Die nächsten großen Umbrüche bei Firefox kündigen sich an, das bisherige Erweiterungs-Ökosystem steht vor dem Aus – und die Marktanteile sollen schwinden. Könnte das tatsächlich irgendwann das Ende von Firefox sein?
Es geht gerade durch alle IT-Medien: Mozillas Ex-Technikchef Andreas Gal gibt Googles Werbemaßnahmen die Schuld für einen schwindenden Marktanteil des Firefox-Browsers. Das klingt durchaus plausibel, denn Google hat von Anfang an relativ viel Werbung für seinen Chrome-Browser gemacht. Während Firefox vor allem durch Mundpropaganda groß wurde – eine (!) großseitige Anzeige in der FAZ vor Jahren bezahlten die Nutzer, nicht Mozilla – gab es Chrome-Werbung nicht nur bei Google-Suchen, sondern auch im Real Life auf Plakatflächen oder im Fernsehen zu sehen.
Werbung ist nicht alles
Aber so wichtig Werbung auch ist, sie sollte bei der Beurteilung für Chromes Aufstieg nicht überbewertet werden.

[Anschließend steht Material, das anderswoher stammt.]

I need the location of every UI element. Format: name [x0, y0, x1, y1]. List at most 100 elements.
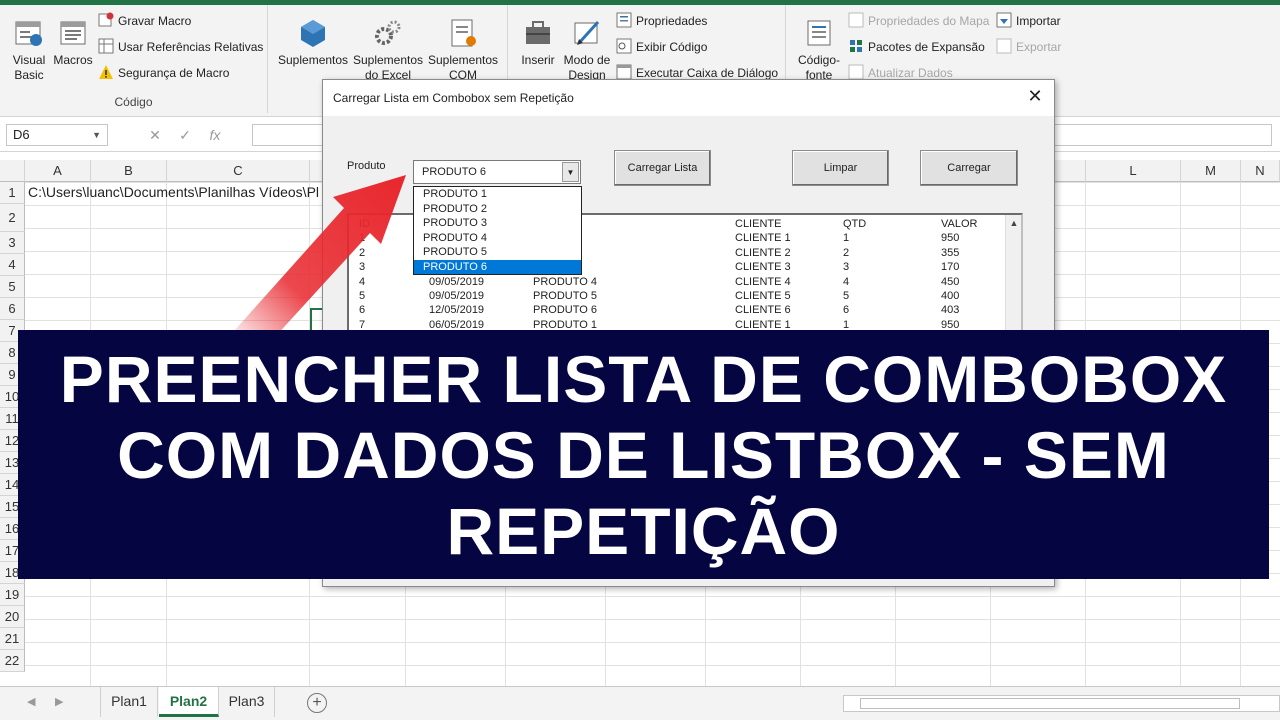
next-sheet-icon[interactable]: ▶ [55, 695, 63, 708]
listbox-cell: PRODUTO 4 [533, 275, 597, 288]
exibir-codigo-button[interactable]: Exibir Código [616, 37, 707, 57]
listbox-cell: 1 [359, 232, 366, 245]
dropdown-item[interactable]: PRODUTO 5 [414, 245, 581, 260]
row-header[interactable]: 2 [0, 204, 25, 232]
cell-a1[interactable]: C:\Users\luanc\Documents\Planilhas Vídeo… [28, 184, 319, 200]
listbox-cell: 09/05/2019 [429, 290, 485, 302]
column-header[interactable]: B [91, 160, 167, 182]
exportar-button[interactable]: Exportar [996, 37, 1061, 57]
listbox-cell: CLIENTE 5 [735, 290, 791, 302]
pacotes-expansao-label: Pacotes de Expansão [868, 40, 985, 54]
carregar-button[interactable]: Carregar [920, 150, 1018, 186]
row-header[interactable]: 1 [0, 182, 25, 204]
macros-button[interactable]: Macros [52, 11, 94, 68]
relative-references-icon [98, 38, 114, 54]
listbox-row[interactable]: 5 09/05/2019 PRODUTO 5 CLIENTE 5 5 400 [349, 289, 1009, 303]
dialog-title-bar: Carregar Lista em Combobox sem Repetição… [323, 80, 1054, 116]
listbox-cell: 450 [941, 275, 960, 288]
listbox-cell: 5 [843, 290, 850, 302]
dropdown-item[interactable]: PRODUTO 1 [414, 187, 581, 202]
prev-sheet-icon[interactable]: ◀ [27, 695, 35, 708]
tab-plan2[interactable]: Plan2 [159, 687, 219, 717]
inserir-button[interactable]: Inserir [516, 11, 560, 68]
listbox-row[interactable]: 6 12/05/2019 PRODUTO 6 CLIENTE 6 6 403 [349, 303, 1009, 317]
listbox-header-cell: CLIENTE [735, 218, 782, 230]
name-box[interactable]: D6 ▼ [6, 124, 108, 146]
com-addins-icon [451, 19, 476, 47]
warning-icon [99, 65, 113, 79]
row-header[interactable]: 4 [0, 254, 25, 276]
cancel-icon[interactable]: ✕ [140, 124, 170, 146]
column-header[interactable]: C [167, 160, 310, 182]
check-icon[interactable]: ✓ [170, 124, 200, 146]
group-codigo: Visual Basic Macros Gravar Macro Usar Re… [0, 5, 268, 113]
scroll-thumb[interactable] [860, 698, 1240, 709]
formula-icons: ✕ ✓ fx [140, 124, 250, 146]
tab-plan1[interactable]: Plan1 [100, 687, 158, 717]
listbox-row[interactable]: 4 09/05/2019 PRODUTO 4 CLIENTE 4 4 450 [349, 275, 1009, 289]
usar-referencias-label: Usar Referências Relativas [118, 40, 264, 54]
column-header[interactable]: A [25, 160, 91, 182]
record-macro-icon [98, 12, 114, 27]
row-header[interactable]: 20 [0, 606, 25, 628]
select-all-corner[interactable] [0, 160, 25, 182]
row-header[interactable]: 22 [0, 650, 25, 672]
produto-label: Produto [347, 160, 386, 172]
dropdown-item[interactable]: PRODUTO 3 [414, 216, 581, 231]
dropdown-item[interactable]: PRODUTO 2 [414, 202, 581, 217]
listbox-header-cell: ID [359, 218, 370, 230]
listbox-cell: 5 [359, 290, 366, 302]
map-properties-icon [848, 12, 864, 28]
tab-plan3[interactable]: Plan3 [219, 687, 275, 717]
importar-button[interactable]: Importar [996, 11, 1061, 31]
propriedades-do-mapa-button[interactable]: Propriedades do Mapa [848, 11, 989, 31]
column-header[interactable]: L [1086, 160, 1181, 182]
dialog-title: Carregar Lista em Combobox sem Repetição [333, 91, 574, 105]
row-header[interactable]: 3 [0, 232, 25, 254]
modo-de-design-button[interactable]: Modo de Design [560, 11, 614, 83]
run-dialog-icon [616, 64, 632, 80]
listbox-cell: 2 [843, 246, 850, 259]
propriedades-button[interactable]: Propriedades [616, 11, 707, 31]
visual-basic-icon [15, 21, 42, 46]
visual-basic-button[interactable]: Visual Basic [6, 11, 52, 83]
column-header[interactable]: M [1181, 160, 1241, 182]
suplementos-com-button[interactable]: Suplementos COM [426, 11, 500, 83]
visual-basic-label: Visual Basic [12, 53, 46, 82]
seguranca-de-macro-button[interactable]: Segurança de Macro [98, 63, 229, 83]
row-header[interactable]: 21 [0, 628, 25, 650]
row-header[interactable]: 5 [0, 276, 25, 298]
group-label-codigo: Código [114, 95, 153, 109]
produto-combobox[interactable]: PRODUTO 6 ▼ [413, 160, 581, 184]
listbox-cell: PRODUTO 5 [533, 290, 597, 302]
dropdown-item[interactable]: PRODUTO 4 [414, 231, 581, 246]
row-header[interactable]: 6 [0, 298, 25, 320]
column-header[interactable]: N [1241, 160, 1280, 182]
limpar-button[interactable]: Limpar [792, 150, 889, 186]
refresh-data-icon [848, 64, 864, 80]
title-banner: PREENCHER LISTA DE COMBOBOX COM DADOS DE… [18, 330, 1269, 579]
listbox-cell: CLIENTE 2 [735, 246, 791, 259]
close-icon[interactable]: ✕ [1024, 85, 1046, 107]
suplementos-excel-button[interactable]: Suplementos do Excel [352, 11, 424, 83]
macros-icon [60, 21, 86, 45]
listbox-cell: 950 [941, 232, 960, 245]
suplementos-button[interactable]: Suplementos [278, 11, 348, 68]
dropdown-item[interactable]: PRODUTO 6 [414, 259, 581, 274]
chevron-down-icon[interactable]: ▼ [562, 162, 579, 182]
carregar-lista-button[interactable]: Carregar Lista [614, 150, 711, 186]
chevron-down-icon: ▼ [92, 130, 101, 140]
add-sheet-icon[interactable]: + [307, 693, 327, 713]
fx-icon[interactable]: fx [200, 124, 230, 146]
gravar-macro-button[interactable]: Gravar Macro [98, 11, 191, 31]
listbox-cell: CLIENTE 1 [735, 232, 791, 245]
row-header[interactable]: 19 [0, 584, 25, 606]
listbox-header-cell: VALOR [941, 218, 978, 230]
atualizar-dados-label: Atualizar Dados [868, 66, 953, 80]
listbox-cell: 3 [843, 261, 850, 274]
usar-referencias-relativas-button[interactable]: Usar Referências Relativas [98, 37, 263, 57]
pacotes-de-expansao-button[interactable]: Pacotes de Expansão [848, 37, 985, 57]
codigo-fonte-button[interactable]: Código-fonte [792, 11, 846, 83]
horizontal-scrollbar[interactable] [843, 695, 1280, 712]
banner-line-2: COM DADOS DE LISTBOX - SEM [117, 417, 1170, 492]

Denn Chrome überzeugte auch durch das Produkt an sich: der Google-Browser wurde zum technischen Vorreiter, nahm Entwicklungen vorweg, die Firefox teilweise bis jetzt noch nicht wieder aufgeholt hat. Die Trennung von Tabs und Plugins in unterschiedliche Prozesse, die Vereinfachung der Benutzeroberfläche.
Chrome lief Firefox recht schnell den Rang ab als modernster zu habender Browser für unterschiedliche Systeme. Während früher Derivate fast immer auf Mozilla-Technik aufsetzten, ist es heute die Technik hinter dem Google-Browser, die als Grundlage für weitere Browser – wie etwa Opera oder Vivaldi – dient … und damit zumindest die Darstellung des Internets immer homogener werden lässt.

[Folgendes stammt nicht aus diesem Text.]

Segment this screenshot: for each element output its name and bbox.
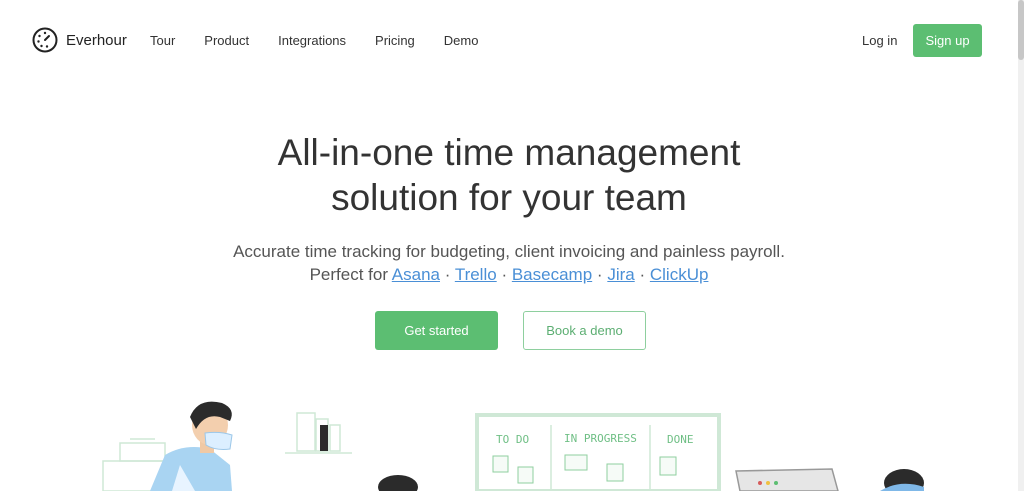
nav-pricing[interactable]: Pricing <box>375 33 415 48</box>
board-column-todo: TO DO <box>496 433 529 446</box>
nav-product[interactable]: Product <box>204 33 249 48</box>
subtitle-line-1: Accurate time tracking for budgeting, cl… <box>233 242 785 261</box>
link-jira[interactable]: Jira <box>607 265 634 284</box>
kanban-board: TO DO IN PROGRESS DONE <box>475 413 721 491</box>
person-head-illustration <box>378 475 418 491</box>
signup-button[interactable]: Sign up <box>913 24 982 57</box>
scrollbar-thumb[interactable] <box>1018 0 1024 60</box>
link-trello[interactable]: Trello <box>455 265 497 284</box>
main-nav: Tour Product Integrations Pricing Demo <box>150 33 507 48</box>
hero-title-line-2: solution for your team <box>331 177 687 218</box>
link-basecamp[interactable]: Basecamp <box>512 265 592 284</box>
person-head-illustration <box>880 469 924 491</box>
laptop-illustration <box>735 468 839 491</box>
nav-integrations[interactable]: Integrations <box>278 33 346 48</box>
separator: · <box>501 265 508 284</box>
hero-subtitle: Accurate time tracking for budgeting, cl… <box>0 240 1018 286</box>
hero-title: All-in-one time management solution for … <box>0 130 1018 220</box>
nav-demo[interactable]: Demo <box>444 33 479 48</box>
perfect-for-label: Perfect for <box>309 265 388 284</box>
brand-name: Everhour <box>66 31 127 49</box>
get-started-button[interactable]: Get started <box>375 311 498 350</box>
hero-illustration: TO DO IN PROGRESS DONE <box>102 401 924 491</box>
separator: · <box>444 265 451 284</box>
link-clickup[interactable]: ClickUp <box>650 265 709 284</box>
book-demo-button[interactable]: Book a demo <box>523 311 646 350</box>
clock-logo-icon <box>32 27 58 53</box>
board-column-done: DONE <box>667 433 694 446</box>
bookshelf-outline <box>285 412 352 454</box>
login-link[interactable]: Log in <box>862 33 897 48</box>
scrollbar[interactable] <box>1018 0 1024 491</box>
separator: · <box>596 265 603 284</box>
book-icon <box>320 425 328 451</box>
separator: · <box>639 265 646 284</box>
site-header: Everhour Tour Product Integrations Prici… <box>0 0 1024 80</box>
board-column-in-progress: IN PROGRESS <box>564 432 637 445</box>
logo[interactable]: Everhour <box>32 27 127 53</box>
nav-tour[interactable]: Tour <box>150 33 175 48</box>
link-asana[interactable]: Asana <box>392 265 440 284</box>
hero-title-line-1: All-in-one time management <box>277 132 741 173</box>
subtitle-line-2: Perfect for Asana · Trello · Basecamp · … <box>0 263 1018 286</box>
person-illustration <box>150 401 233 491</box>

Firefox hingegen hat sich auch danach noch lange Zeit auf seinem Alleinstellungsmerkmal des umfassenden Erweiterungssystems ausgeruht – und traf dann einige strategische Fehlentscheidungen. Statt sich ganz auf sein Aushängeschild Firefox zu konzentrieren, wurden viele Ressourcen in das inzwischen gescheiterte Firefox OS gesteckt. Statt den Browser schneller auf eine technisch neue Grundlage zu stellen, wurden teils merkwürdige Features integriert.
Nicht mehr die Nr. 1
Dass Firefox nicht mehr die Richtung vorgab, war spätestens daran zu merken, als Firefox begann, Chrome zumindest auch optisch zu imitieren. Das Australis-Design brach visuell mit der Firefox-Historie und machte den Open-Source-Browser zwar nicht zum Chrome-Klon, rückte ihn aber deutlich in dessen Nähe. Und auch das Veröffentlichungsmodell mit vielen schnellen und regelmäßigen Neuversionen, die aber meist nichts wesentlich Neues brachten, ließ die Unterschiede zu Chrome weiter abnehmen.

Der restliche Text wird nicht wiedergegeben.